Not long before Trump’s third indictment, The Messenger ran an op-ed under the headline, “A Trump Plea Deal That Could Heal the Country.” In the piece, Douglas E. Schoen and John LeBoutillier say the risk of Trump’s being reelected is so great that his ability to run for office should be negotiated away through something known as a universal plea agreement. This would require Trump to plead guilty and accept responsibility in exchange for not going to prison.

Schoen is an attorney and Democratic pollster, LeBoutillier a former Republican member of Congress; both cohosted the Fox News show Political Insiders from 2011 to 2016. They acknowledge the difficulty of what they ask: A universal plea deal would require not just Trump’s cooperation but also sign-off from the prosecutors and judges in each of his three-going-on-four criminal prosecutions. But the pair suggest that Trump might give up the ability to hold public office once the prospect of actually spending time behind bars becomes real to him.

“Mr. Trump may be publicly defiant about his fate in these cases, but privately he must know that his liberty is in serious jeopardy,” they wrote. A negotiated ending would spare us all “the distraction of endless pretrial court appearances, speculation about testimony, witnesses, judicial rulings, jury selection, the trials themselves, the verdicts, and then, of course, the biggest issue of all: the sentencing.”

Political commentator Jill Lawrence, writing in The Bulwark (to which I am a regular contributor), interviews LeBoutillier, who has known Trump for decades, about his op-ed. LeBoutillier says he thinks Trump might just go along, even though he would later deny any wrongdoing and rail against the prosecution. But his necessary guilty plea would be a matter of public record—and the deal would erase the possibility of a second Trump presidency and the dismantling of US democracy that it’s sure to bring. The chance, however remote, that Trump could return as “King Donald, with his own personal army of federal leaders and policymakers to harness the government to the benefit of himself, his family, and his friends and cronies,” is just too great for Lawrence to accept.

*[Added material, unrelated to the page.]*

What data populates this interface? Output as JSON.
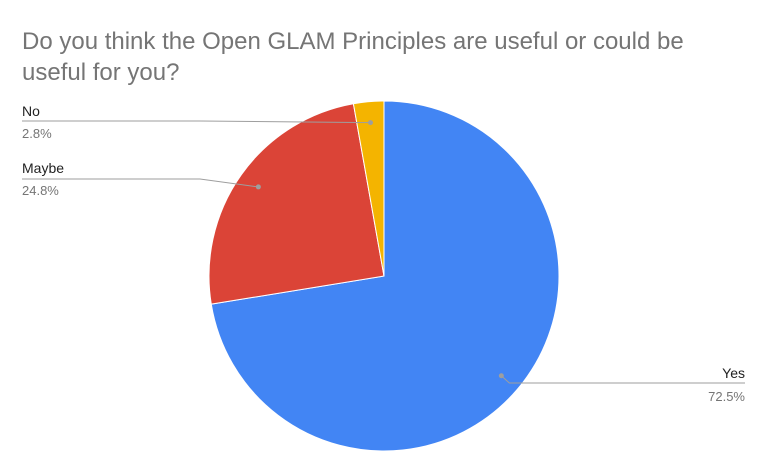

“I have no illusions that a universal plea agreement would ‘heal the country,’” she wrote, “but it might head off political, policy, and administrative disasters that would take generations to repair. We’ve got to try.”

Actually, we don’t. And we shouldn’t.

Leaving aside the wild unlikelihood that Trump would ever admit guilt and accept personal responsibility for his misbehavior, there is just too much irony in the idea that people should not be allowed to vote for Donald Trump because of the danger that he poses to democracy.

Trump has, under the law, as much right as anyone to run for president. If he gets enough votes (and not just in his opinion), he can return to office and set about doing all of the awful things he’s promised to do. That’s what democracy is all about.

Trump is never going to withdraw from the race. And even if he were somehow forced into abandoning his candidacy, he would immediately and shrewdly proclaim that he would certainly have won had if only he’d been allowed to compete. Instead of being the former president who decisively lost yet another election, he’d be the guy against whom all charges were dropped just so that he would stop running for president.

The good news is that if Trump loses the election, his conviction and ultimate incarceration are all but assured. As Mystal explains, “Trump’s only defense to these charges is ‘I’m about to be president again.’ Once that is off the table, he’s got nothing else to fall back on.” Not even the Supreme Court is likely to step in and save him.

It’s time to stop trying to dream up ways to keep Trump from running and focus on finding ways to keep him from winning, in as free and fair an election as it is possible to pull off. American democracy might not survive a second Trump presidency. But we must make sure that it survives his third campaign.